When I was stationed in California during 1997, there was a significant Mystery Oil Spill that was leaving tarballs along the California coast from San Francisco, north to Oregon. Oil was coating wildlife, leaving a destructive mess and killing thousands of birds and seals. It’s far reaching impact concerned environmentalist, residents, and authorities. It was during the Coast Guard’s response to this mystery spill, that I first worked utilizing the Incident Command System (ICS). This concept was developed in 1968 to assist firefighters and address problems that often occurred due to “communication and management deficiencies, rather than lack of resources or failure of tactics.”

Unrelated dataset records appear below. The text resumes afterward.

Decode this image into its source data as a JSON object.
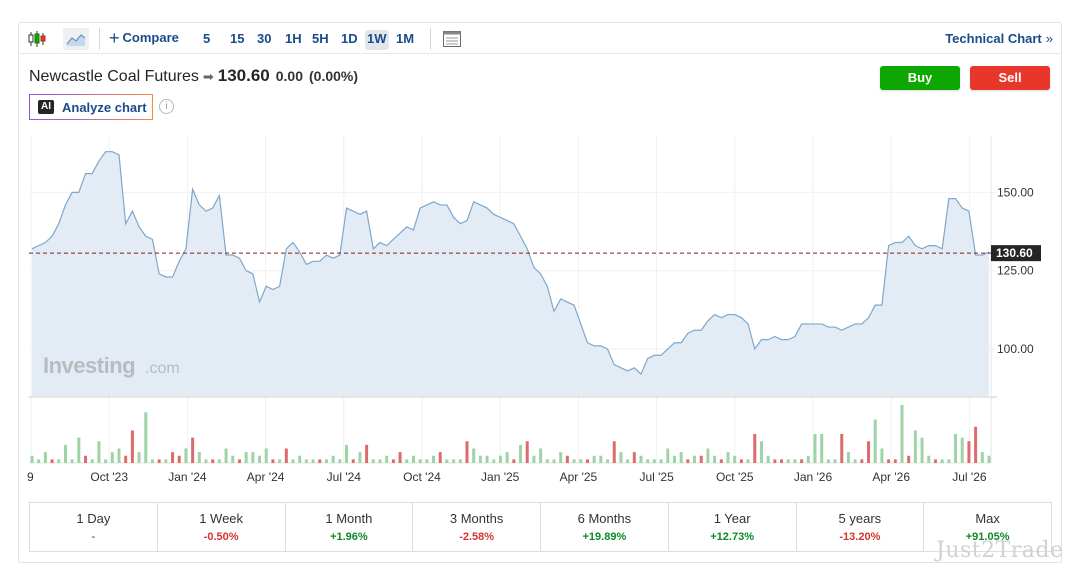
{
  "toolbar": {
    "compare_label": "Compare",
    "timeframes": [
      "5",
      "15",
      "30",
      "1H",
      "5H",
      "1D",
      "1W",
      "1M"
    ],
    "active_timeframe": "1W",
    "technical_label": "Technical Chart"
  },
  "header": {
    "name": "Newcastle Coal Futures",
    "price": "130.60",
    "change": "0.00",
    "change_pct": "(0.00%)",
    "buy_label": "Buy",
    "sell_label": "Sell",
    "analyze_label": "Analyze chart",
    "ai_badge": "AI",
    "info_icon": "i"
  },
  "watermark": {
    "brand": "Investing",
    "suffix": ".com",
    "corner": "Just2Trade"
  },
  "chart_data": {
    "type": "area",
    "ylim": [
      85,
      168
    ],
    "y_ticks": [
      100,
      125,
      150
    ],
    "y_tick_labels": [
      "100.00",
      "125.00",
      "150.00"
    ],
    "last_price": 130.6,
    "last_price_label": "130.60",
    "x_labels": [
      "9",
      "Oct '23",
      "Jan '24",
      "Apr '24",
      "Jul '24",
      "Oct '24",
      "Jan '25",
      "Apr '25",
      "Jul '25",
      "Oct '25",
      "Jan '26",
      "Apr '26",
      "Jul '26"
    ],
    "series": [
      {
        "values": [
          132,
          133,
          134,
          136,
          140,
          146,
          150,
          150,
          156,
          156,
          160,
          163,
          163,
          162,
          140,
          144,
          139,
          136,
          135,
          124,
          123,
          123,
          128,
          132,
          151,
          146,
          144,
          145,
          149,
          130,
          130,
          129,
          125,
          124,
          115,
          120,
          119,
          120,
          132,
          134,
          131,
          127,
          128,
          128,
          130,
          129,
          130,
          145,
          144,
          143,
          144,
          132,
          134,
          133,
          135,
          137,
          139,
          138,
          145,
          146,
          147,
          146,
          146,
          142,
          140,
          141,
          147,
          146,
          145,
          143,
          142,
          141,
          140,
          136,
          132,
          126,
          124,
          120,
          112,
          116,
          115,
          114,
          108,
          102,
          101,
          101,
          100,
          95,
          94,
          93,
          94,
          92,
          97,
          98,
          98,
          100,
          102,
          102,
          105,
          106,
          106,
          109,
          111,
          110,
          111,
          111,
          110,
          108,
          100,
          103,
          103,
          104,
          103,
          103,
          104,
          108,
          108,
          108,
          108,
          107,
          107,
          106,
          107,
          108,
          108,
          110,
          114,
          114,
          133,
          134,
          134,
          136,
          133,
          132,
          133,
          133,
          132,
          148,
          148,
          145,
          144,
          130,
          130,
          131
        ]
      }
    ],
    "volume": [
      [
        2,
        "up"
      ],
      [
        1,
        "up"
      ],
      [
        3,
        "up"
      ],
      [
        1,
        "dn"
      ],
      [
        1,
        "up"
      ],
      [
        5,
        "up"
      ],
      [
        1,
        "up"
      ],
      [
        7,
        "up"
      ],
      [
        2,
        "dn"
      ],
      [
        1,
        "up"
      ],
      [
        6,
        "up"
      ],
      [
        1,
        "up"
      ],
      [
        3,
        "up"
      ],
      [
        4,
        "up"
      ],
      [
        2,
        "dn"
      ],
      [
        9,
        "dn"
      ],
      [
        3,
        "up"
      ],
      [
        14,
        "up"
      ],
      [
        1,
        "up"
      ],
      [
        1,
        "dn"
      ],
      [
        1,
        "up"
      ],
      [
        3,
        "dn"
      ],
      [
        2,
        "dn"
      ],
      [
        4,
        "up"
      ],
      [
        7,
        "dn"
      ],
      [
        3,
        "up"
      ],
      [
        1,
        "up"
      ],
      [
        1,
        "dn"
      ],
      [
        1,
        "up"
      ],
      [
        4,
        "up"
      ],
      [
        2,
        "up"
      ],
      [
        1,
        "dn"
      ],
      [
        3,
        "up"
      ],
      [
        3,
        "up"
      ],
      [
        2,
        "up"
      ],
      [
        4,
        "up"
      ],
      [
        1,
        "dn"
      ],
      [
        1,
        "up"
      ],
      [
        4,
        "dn"
      ],
      [
        1,
        "up"
      ],
      [
        2,
        "up"
      ],
      [
        1,
        "up"
      ],
      [
        1,
        "up"
      ],
      [
        1,
        "dn"
      ],
      [
        1,
        "up"
      ],
      [
        2,
        "up"
      ],
      [
        1,
        "up"
      ],
      [
        5,
        "up"
      ],
      [
        1,
        "dn"
      ],
      [
        3,
        "up"
      ],
      [
        5,
        "dn"
      ],
      [
        1,
        "up"
      ],
      [
        1,
        "up"
      ],
      [
        2,
        "up"
      ],
      [
        1,
        "dn"
      ],
      [
        3,
        "dn"
      ],
      [
        1,
        "up"
      ],
      [
        2,
        "up"
      ],
      [
        1,
        "up"
      ],
      [
        1,
        "up"
      ],
      [
        2,
        "up"
      ],
      [
        3,
        "dn"
      ],
      [
        1,
        "up"
      ],
      [
        1,
        "up"
      ],
      [
        1,
        "up"
      ],
      [
        6,
        "dn"
      ],
      [
        4,
        "up"
      ],
      [
        2,
        "up"
      ],
      [
        2,
        "up"
      ],
      [
        1,
        "up"
      ],
      [
        2,
        "up"
      ],
      [
        3,
        "up"
      ],
      [
        1,
        "dn"
      ],
      [
        5,
        "up"
      ],
      [
        6,
        "dn"
      ],
      [
        2,
        "up"
      ],
      [
        4,
        "up"
      ],
      [
        1,
        "up"
      ],
      [
        1,
        "up"
      ],
      [
        3,
        "up"
      ],
      [
        2,
        "dn"
      ],
      [
        1,
        "up"
      ],
      [
        1,
        "up"
      ],
      [
        1,
        "dn"
      ],
      [
        2,
        "up"
      ],
      [
        2,
        "up"
      ],
      [
        1,
        "up"
      ],
      [
        6,
        "dn"
      ],
      [
        3,
        "up"
      ],
      [
        1,
        "up"
      ],
      [
        3,
        "dn"
      ],
      [
        2,
        "up"
      ],
      [
        1,
        "up"
      ],
      [
        1,
        "up"
      ],
      [
        1,
        "up"
      ],
      [
        4,
        "up"
      ],
      [
        2,
        "up"
      ],
      [
        3,
        "up"
      ],
      [
        1,
        "dn"
      ],
      [
        2,
        "up"
      ],
      [
        2,
        "dn"
      ],
      [
        4,
        "up"
      ],
      [
        2,
        "up"
      ],
      [
        1,
        "dn"
      ],
      [
        3,
        "up"
      ],
      [
        2,
        "up"
      ],
      [
        1,
        "dn"
      ],
      [
        1,
        "up"
      ],
      [
        8,
        "dn"
      ],
      [
        6,
        "up"
      ],
      [
        2,
        "up"
      ],
      [
        1,
        "dn"
      ],
      [
        1,
        "dn"
      ],
      [
        1,
        "up"
      ],
      [
        1,
        "up"
      ],
      [
        1,
        "dn"
      ],
      [
        2,
        "up"
      ],
      [
        8,
        "up"
      ],
      [
        8,
        "up"
      ],
      [
        1,
        "up"
      ],
      [
        1,
        "up"
      ],
      [
        8,
        "dn"
      ],
      [
        3,
        "up"
      ],
      [
        1,
        "up"
      ],
      [
        1,
        "dn"
      ],
      [
        6,
        "dn"
      ],
      [
        12,
        "up"
      ],
      [
        4,
        "up"
      ],
      [
        1,
        "dn"
      ],
      [
        1,
        "dn"
      ],
      [
        16,
        "up"
      ],
      [
        2,
        "dn"
      ],
      [
        9,
        "up"
      ],
      [
        7,
        "up"
      ],
      [
        2,
        "up"
      ],
      [
        1,
        "dn"
      ],
      [
        1,
        "up"
      ],
      [
        1,
        "up"
      ],
      [
        8,
        "up"
      ],
      [
        7,
        "up"
      ],
      [
        6,
        "dn"
      ],
      [
        10,
        "dn"
      ],
      [
        3,
        "up"
      ],
      [
        2,
        "up"
      ]
    ]
  },
  "performance": [
    {
      "label": "1 Day",
      "value": "-",
      "dir": "neu"
    },
    {
      "label": "1 Week",
      "value": "-0.50%",
      "dir": "neg"
    },
    {
      "label": "1 Month",
      "value": "+1.96%",
      "dir": "pos"
    },
    {
      "label": "3 Months",
      "value": "-2.58%",
      "dir": "neg"
    },
    {
      "label": "6 Months",
      "value": "+19.89%",
      "dir": "pos"
    },
    {
      "label": "1 Year",
      "value": "+12.73%",
      "dir": "pos"
    },
    {
      "label": "5 years",
      "value": "-13.20%",
      "dir": "neg"
    },
    {
      "label": "Max",
      "value": "+91.05%",
      "dir": "pos"
    }
  ],
  "colors": {
    "line": "#7ea7cc",
    "area": "#e3ecf5",
    "vol_up": "#9fd3a6",
    "vol_down": "#dd6b6b",
    "price_line": "#8b1a1a",
    "price_label_bg": "#232526",
    "accent": "#1a4b8c"
  }
}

I had been properly trained to use ICS. However, field application and training can vary, and as a newly assigned member at the Marine Safety Office of San Francisco Bay, I was a bit “wet behind the ears”. After being placed into a watch rotation for the spill response, I quickly learned my role. I was most impressed by watching the role of local, state and federal agencies all come together to provide expertise of weather, tides, historical knowledge, spill response and clean up tactics best applied to the varied area(s). This was a live, and unfolding use of multiple disciplines coming together to serve, and truly being transdisciplinary to not only identify the source of the mystery oil, but minimize the impact to the coast of California and quickly address clean up and wildlife concerns. The multiple agency response lasted several months and was intensely followed by the local community. The impacted region included a large shipping port, an area of affluent recreational boaters and high tourism, and environmentally sensitive coastline.
The ship responsible was later identified as S.S. Jacob Luckenbach, which sank in 180′ of water 17 miles off San Francisco, in 1953. When it sank it was carrying 457,000 gallons of bunker fuel. It has been linked to both disasters of 1997-1998 and 2001-2002. An estimated 51,569 birds between 1990 and 2003 were killed, including 31,806 Common Murres and 45 Marbled Murrelets; and 8 sea otters.
During other assignments, ICS was used to bring together multiple agencies and expertise to not only respond to an oil spill, but to handle the needs and preparedness for when a potential disaster could occur. We used ICS during events such as the World Series, the New York Marathon, the President’s Inaugural Parade, and all natural disaster preparation and response. ICS is used today by state, local and federal agencies from FEMA to Fish & Game, your local fire department and all military services. ICS was one of my first exposures to a Unified Command, and is a great example of Interdisciplinarity. I’m very pleased to take these real life experiences from my career, and see how bringing multiple disciplines together and being Interdisciplinary can be applied to my education.